Coca-Cola Hellenic Bottling Co has reported a 25% drop in first-half profits as "macroeconomic uncertainty" in its EU markets continued to affect the business.

Net profits fell by 25% to EUR109m (US$135m) in the six months to the end of June, the Athens-based group announced today (21 August).
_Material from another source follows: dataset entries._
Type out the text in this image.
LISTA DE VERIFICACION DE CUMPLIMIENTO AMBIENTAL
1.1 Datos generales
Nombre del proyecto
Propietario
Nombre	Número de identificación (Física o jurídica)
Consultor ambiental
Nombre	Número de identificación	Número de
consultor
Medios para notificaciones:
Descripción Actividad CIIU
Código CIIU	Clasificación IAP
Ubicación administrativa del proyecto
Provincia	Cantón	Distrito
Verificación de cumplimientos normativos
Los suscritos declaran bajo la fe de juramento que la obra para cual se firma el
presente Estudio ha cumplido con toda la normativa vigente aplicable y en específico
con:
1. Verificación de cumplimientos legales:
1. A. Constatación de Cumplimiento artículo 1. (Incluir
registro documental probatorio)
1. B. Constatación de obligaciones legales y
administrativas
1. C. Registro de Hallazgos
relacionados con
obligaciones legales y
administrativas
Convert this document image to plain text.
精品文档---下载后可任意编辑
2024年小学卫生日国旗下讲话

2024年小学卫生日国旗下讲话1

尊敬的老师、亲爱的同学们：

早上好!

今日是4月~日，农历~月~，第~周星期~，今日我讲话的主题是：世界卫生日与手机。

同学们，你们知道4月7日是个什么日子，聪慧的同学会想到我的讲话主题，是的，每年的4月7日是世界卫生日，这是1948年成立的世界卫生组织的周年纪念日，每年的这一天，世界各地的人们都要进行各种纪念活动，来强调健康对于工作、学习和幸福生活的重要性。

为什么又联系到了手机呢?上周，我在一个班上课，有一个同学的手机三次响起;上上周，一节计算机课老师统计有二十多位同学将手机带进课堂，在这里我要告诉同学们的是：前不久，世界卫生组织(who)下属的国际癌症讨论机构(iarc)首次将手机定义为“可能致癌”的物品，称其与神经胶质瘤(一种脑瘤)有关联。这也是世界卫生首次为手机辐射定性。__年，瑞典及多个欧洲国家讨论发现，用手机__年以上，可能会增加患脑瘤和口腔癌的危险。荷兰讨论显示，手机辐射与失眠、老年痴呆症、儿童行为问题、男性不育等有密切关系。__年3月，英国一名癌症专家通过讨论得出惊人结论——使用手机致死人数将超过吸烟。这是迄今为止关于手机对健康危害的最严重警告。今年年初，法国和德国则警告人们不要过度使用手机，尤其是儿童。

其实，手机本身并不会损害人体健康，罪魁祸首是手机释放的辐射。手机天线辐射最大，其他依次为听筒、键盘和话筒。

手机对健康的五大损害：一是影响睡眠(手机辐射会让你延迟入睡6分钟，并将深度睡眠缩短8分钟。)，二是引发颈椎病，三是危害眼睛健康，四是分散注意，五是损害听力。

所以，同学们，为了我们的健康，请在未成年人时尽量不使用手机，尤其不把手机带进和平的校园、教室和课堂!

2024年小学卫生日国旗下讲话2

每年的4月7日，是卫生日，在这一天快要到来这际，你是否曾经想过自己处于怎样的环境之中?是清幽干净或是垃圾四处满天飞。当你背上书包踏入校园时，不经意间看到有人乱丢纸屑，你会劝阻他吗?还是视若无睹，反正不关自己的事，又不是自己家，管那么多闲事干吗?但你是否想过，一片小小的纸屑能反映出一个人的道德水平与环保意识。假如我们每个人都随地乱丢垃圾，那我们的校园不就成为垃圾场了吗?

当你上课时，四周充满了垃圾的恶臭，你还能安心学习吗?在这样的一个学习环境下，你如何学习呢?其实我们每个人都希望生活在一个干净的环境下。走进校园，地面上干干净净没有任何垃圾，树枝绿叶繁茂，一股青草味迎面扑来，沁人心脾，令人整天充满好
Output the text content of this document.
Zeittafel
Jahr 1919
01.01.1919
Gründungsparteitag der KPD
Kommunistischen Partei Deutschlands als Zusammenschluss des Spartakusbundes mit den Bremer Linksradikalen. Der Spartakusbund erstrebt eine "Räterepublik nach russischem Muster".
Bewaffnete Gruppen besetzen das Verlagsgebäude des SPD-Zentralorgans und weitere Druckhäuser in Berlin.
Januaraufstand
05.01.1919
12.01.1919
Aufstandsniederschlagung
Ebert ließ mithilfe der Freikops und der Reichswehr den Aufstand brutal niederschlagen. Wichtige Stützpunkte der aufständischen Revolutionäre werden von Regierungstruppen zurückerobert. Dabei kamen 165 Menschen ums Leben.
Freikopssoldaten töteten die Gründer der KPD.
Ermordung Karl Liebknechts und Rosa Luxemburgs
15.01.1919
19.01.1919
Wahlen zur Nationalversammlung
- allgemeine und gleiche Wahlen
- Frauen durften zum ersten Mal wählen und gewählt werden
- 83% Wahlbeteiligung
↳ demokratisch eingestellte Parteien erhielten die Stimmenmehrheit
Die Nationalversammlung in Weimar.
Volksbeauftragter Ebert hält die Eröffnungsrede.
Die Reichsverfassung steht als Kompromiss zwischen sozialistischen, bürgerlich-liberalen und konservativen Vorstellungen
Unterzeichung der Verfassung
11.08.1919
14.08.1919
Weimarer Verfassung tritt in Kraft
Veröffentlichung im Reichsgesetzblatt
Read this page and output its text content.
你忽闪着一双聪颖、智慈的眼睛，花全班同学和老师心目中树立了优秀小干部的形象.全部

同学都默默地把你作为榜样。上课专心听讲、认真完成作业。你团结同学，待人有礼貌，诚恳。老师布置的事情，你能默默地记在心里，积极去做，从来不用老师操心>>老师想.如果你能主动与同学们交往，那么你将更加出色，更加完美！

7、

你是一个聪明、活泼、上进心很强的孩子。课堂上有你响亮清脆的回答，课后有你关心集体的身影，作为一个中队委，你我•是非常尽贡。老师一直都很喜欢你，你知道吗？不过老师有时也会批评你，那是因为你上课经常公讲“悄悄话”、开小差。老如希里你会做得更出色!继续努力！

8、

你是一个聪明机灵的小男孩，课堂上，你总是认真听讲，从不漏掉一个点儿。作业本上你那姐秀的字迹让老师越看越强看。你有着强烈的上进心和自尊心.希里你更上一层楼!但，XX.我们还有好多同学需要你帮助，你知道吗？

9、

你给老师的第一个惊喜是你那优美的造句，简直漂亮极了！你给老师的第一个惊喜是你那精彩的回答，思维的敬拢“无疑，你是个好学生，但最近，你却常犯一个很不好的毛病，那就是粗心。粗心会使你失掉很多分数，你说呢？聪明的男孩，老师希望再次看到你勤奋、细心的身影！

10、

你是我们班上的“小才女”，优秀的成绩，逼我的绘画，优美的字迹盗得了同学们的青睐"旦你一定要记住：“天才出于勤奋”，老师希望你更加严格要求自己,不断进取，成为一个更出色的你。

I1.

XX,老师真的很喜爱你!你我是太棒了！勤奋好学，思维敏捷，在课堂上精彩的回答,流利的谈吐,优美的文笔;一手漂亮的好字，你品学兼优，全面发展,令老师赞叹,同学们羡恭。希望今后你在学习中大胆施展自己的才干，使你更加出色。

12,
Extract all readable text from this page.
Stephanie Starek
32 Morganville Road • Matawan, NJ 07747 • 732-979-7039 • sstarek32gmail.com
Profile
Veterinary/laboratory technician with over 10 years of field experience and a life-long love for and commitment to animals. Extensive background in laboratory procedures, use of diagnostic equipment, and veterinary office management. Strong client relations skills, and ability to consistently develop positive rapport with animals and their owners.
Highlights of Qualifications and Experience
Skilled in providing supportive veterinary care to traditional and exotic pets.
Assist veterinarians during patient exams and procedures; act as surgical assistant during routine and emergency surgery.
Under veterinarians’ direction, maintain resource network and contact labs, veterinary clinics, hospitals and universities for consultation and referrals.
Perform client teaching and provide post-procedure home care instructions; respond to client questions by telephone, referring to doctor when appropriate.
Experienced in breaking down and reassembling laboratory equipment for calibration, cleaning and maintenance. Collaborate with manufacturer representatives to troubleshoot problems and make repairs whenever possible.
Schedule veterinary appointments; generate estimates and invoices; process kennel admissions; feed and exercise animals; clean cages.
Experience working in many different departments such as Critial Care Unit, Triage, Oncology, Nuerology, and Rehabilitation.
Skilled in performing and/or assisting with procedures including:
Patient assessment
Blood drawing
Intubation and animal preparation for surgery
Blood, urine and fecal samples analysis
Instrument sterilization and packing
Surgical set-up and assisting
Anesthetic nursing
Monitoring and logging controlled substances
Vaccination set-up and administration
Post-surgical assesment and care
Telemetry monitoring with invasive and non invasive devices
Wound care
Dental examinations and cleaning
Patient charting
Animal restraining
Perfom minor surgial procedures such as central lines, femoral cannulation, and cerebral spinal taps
Net sales edged up by 1% to EUR3.4bn in the period. 

Operating profits (EBIT) fell sharply by 27% to EUR192m, as volumes slipped by 2% to 1.01bn cases.

In Q2, net profits dropped by 13% EUR127.8m, while sales edged up by 1% to EUR2bn, in the three months to the end of June. 

The group, the world's second largest bottler of Coca-Cola soft drinks, said that a combination of lower volumes and "unfavourable foreign currency movements" hit its profits.  

Dimitris Lois, CEO of  Coca-Cola Hellenic, which operates in 28 countries,  said the firm "continued to win" in the marketplace, despite operating in an "increasingly volatile and challenging external environment". 

He added: "We continue to witness prolonged macroeconomic uncertainty in all of our EU markets." 

Looking ahead, Lois said: "The pressure from input costs is expected to ease in the second half of the year, though almost all of the benefit is expected to be offset by increasing pressures from unfavourable exchange rate movements."

Shares in the group are currently up by 0.89% at EUR14.78 on the Athens Stock Exchange.